Un passionnant documentaire. Le genre en lui-même soulève toujours la question de l'angle d'approche : géographique, pédagogique, thématique... Parce qu'il est avant tout un portrait, Capitaine Thomas Sankara captive de la première à la dernière minute, les images d'archives qu'il fait dialoguer entre elles invitant à sympathiser avec les idées de cette figure politique. Luttant pour l'émancipation féminine, l'auto-suffisance alimentaire et la transparence électorale (il faut le voir proposer des élections à ciel ouvert et à main levée, permettant à chaque candidat de voir qui exactement a voté pour son programme !), Thomas Sankara possède d'entrée l'étoffe d'un personnage charismatique. On se retrouve même à espérer, malgré ou à cause de l'excellence de ce documentaire, qu'un biopic fictionnel voie le jour à son sujet tant ses accointances avec divers chefs d'État, de François Miterrand à Mouammar Kadhafi, pavent la voie d'un scénario complexe.

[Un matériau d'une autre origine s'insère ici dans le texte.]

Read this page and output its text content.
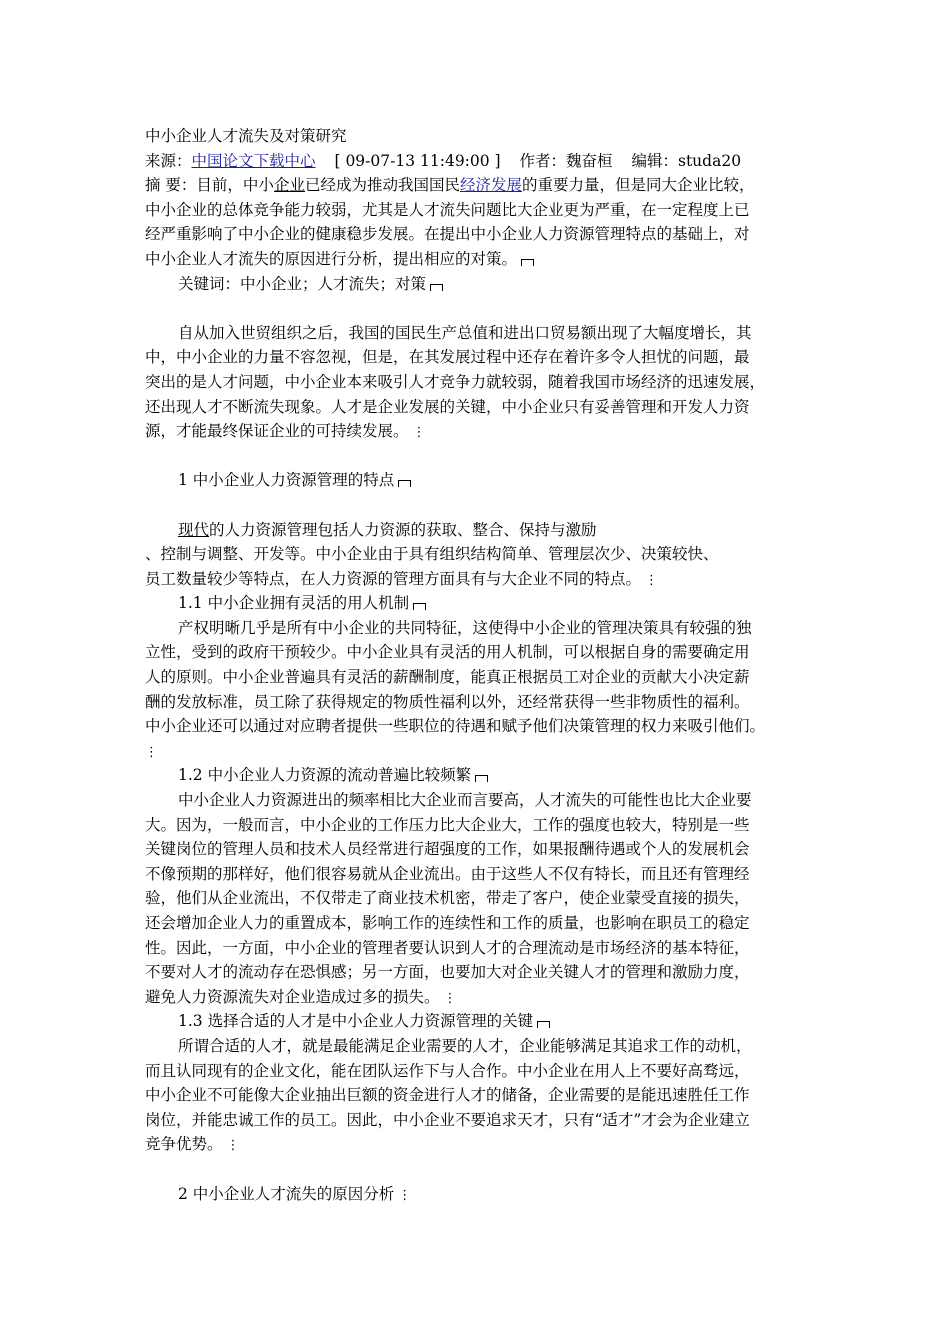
中小企业人才流失及对策研究
来源：中国论文下载中心 [ 09-07-13 11:49:00 ] 作者：魏奋桓 编辑：studa20
摘 要：目前，中小企业已经成为推动我国国民经济发展的重要力量，但是同大企业比较，
中小企业的总体竞争能力较弱，尤其是人才流失问题比大企业更为严重，在一定程度上已
经严重影响了中小企业的健康稳步发展。在提出中小企业人力资源管理特点的基础上，对
中小企业人才流失的原因进行分析，提出相应的对策。
关键词：中小企业；人才流失；对策
自从加入世贸组织之后，我国的国民生产总值和进出口贸易额出现了大幅度增长，其
中，中小企业的力量不容忽视，但是，在其发展过程中还存在着许多令人担忧的问题，最
突出的是人才问题，中小企业本来吸引人才竞争力就较弱，随着我国市场经济的迅速发展，
还出现人才不断流失现象。人才是企业发展的关键，中小企业只有妥善管理和开发人力资
源，才能最终保证企业的可持续发展。 ⋮
1 中小企业人力资源管理的特点
现代的人力资源管理包括人力资源的获取、整合、保持与激励
、控制与调整、开发等。中小企业由于具有组织结构简单、管理层次少、决策较快、
员工数量较少等特点，在人力资源的管理方面具有与大企业不同的特点。 ⋮
1.1 中小企业拥有灵活的用人机制
产权明晰几乎是所有中小企业的共同特征，这使得中小企业的管理决策具有较强的独
立性，受到的政府干预较少。中小企业具有灵活的用人机制，可以根据自身的需要确定用
人的原则。中小企业普遍具有灵活的薪酬制度，能真正根据员工对企业的贡献大小决定薪
酬的发放标准，员工除了获得规定的物质性福利以外，还经常获得一些非物质性的福利。
中小企业还可以通过对应聘者提供一些职位的待遇和赋予他们决策管理的权力来吸引他们。
⋮
1.2 中小企业人力资源的流动普遍比较频繁
中小企业人力资源进出的频率相比大企业而言要高，人才流失的可能性也比大企业要
大。因为，一般而言，中小企业的工作压力比大企业大，工作的强度也较大，特别是一些
关键岗位的管理人员和技术人员经常进行超强度的工作，如果报酬待遇或个人的发展机会
不像预期的那样好，他们很容易就从企业流出。由于这些人不仅有特长，而且还有管理经
验，他们从企业流出，不仅带走了商业技术机密，带走了客户，使企业蒙受直接的损失，
还会增加企业人力的重置成本，影响工作的连续性和工作的质量，也影响在职员工的稳定
性。因此，一方面，中小企业的管理者要认识到人才的合理流动是市场经济的基本特征，
不要对人才的流动存在恐惧感；另一方面，也要加大对企业关键人才的管理和激励力度，
避免人力资源流失对企业造成过多的损失。 ⋮
1.3 选择合适的人才是中小企业人力资源管理的关键
所谓合适的人才，就是最能满足企业需要的人才，企业能够满足其追求工作的动机，
而且认同现有的企业文化，能在团队运作下与人合作。中小企业在用人上不要好高骛远，
中小企业不可能像大企业抽出巨额的资金进行人才的储备，企业需要的是能迅速胜任工作
岗位，并能忠诚工作的员工。因此，中小企业不要追求天才，只有“适才”才会为企业建立
竞争优势。 ⋮
2 中小企业人才流失的原因分析 ⋮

Faire tenir les ambitions d'une telle personnalité sur 90 minutes est une gageure, mais la courte durée de son mandat (d'août 1983 à octobre 1987) inspire à Christophe Cupelin un montage toujours stimulant, les anecdotes amusées y croisant les accomplissements concrets du président. Si sa volonté de faire reculer l'illétrisme porta ses fruits, on n'ose ainsi imaginer les résultats obtenus sans l'organisation de son assassinant. Assumant son point de vue, le réalisateur n'élude pas l'aura dégagée par Thomas Sankara, ni la place centrale qu'il accordait à un peuple dont il a su gagner la confiance par sa proximité. Il renomma d'ailleurs la Haute-Volta, nom hérité du colonialisme, au profit du fédérateur Burkina Faso, soit le « Pays des hommes intègres ». Sans en faire un personnage irréprochable, le réalisateur met en avant l'intransigeance du capitaine, démontrant par l'exemple comment il a pu payer le prix de sa droiture idéologique.

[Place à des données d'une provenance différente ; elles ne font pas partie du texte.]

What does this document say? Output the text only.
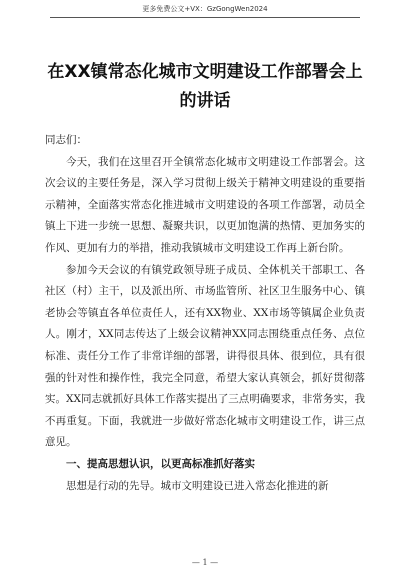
更多免费公文+VX：GzGongWen2024
在XX镇常态化城市文明建设工作部署会上的讲话

同志们：

今天，我们在这里召开全镇常态化城市文明建设工作部署会。这次会议的主要任务是，深入学习贯彻上级关于精神文明建设的重要指示精神，全面落实常态化推进城市文明建设的各项工作部署，动员全镇上下进一步统一思想、凝聚共识，以更加饱满的热情、更加务实的作风、更加有力的举措，推动我镇城市文明建设工作再上新台阶。

参加今天会议的有镇党政领导班子成员、全体机关干部职工、各社区（村）主干，以及派出所、市场监管所、社区卫生服务中心、镇老协会等镇直各单位责任人，还有XX物业、XX市场等镇属企业负责人。刚才，XX同志传达了上级会议精神XX同志围绕重点任务、点位标准、责任分工作了非常详细的部署，讲得很具体、很到位，具有很强的针对性和操作性，我完全同意，希望大家认真领会，抓好贯彻落实。XX同志就抓好具体工作落实提出了三点明确要求，非常务实，我不再重复。下面，我就进一步做好常态化城市文明建设工作，讲三点意见。

一、提高思想认识，以更高标准抓好落实

思想是行动的先导。城市文明建设已进入常态化推进的新

— 1 —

Informatif, parfois très drôle et toujours captivant, Capitaine Thomas Sankara est l'un des meilleurs films de cette fin d'année : que les caprices de la distribution ne vous empêchent pas de vous ruer dans les salles où il est projeté. Reste, néanmoins, à le prendre avec des pincettes, le doc véhiculant une image hyper positive du personnage. Pour la nuance et la remise en question, c'est au public de faire ses recherches, ce qui n'enlève pas l'envie de faire connaître l'histoire de Sankara.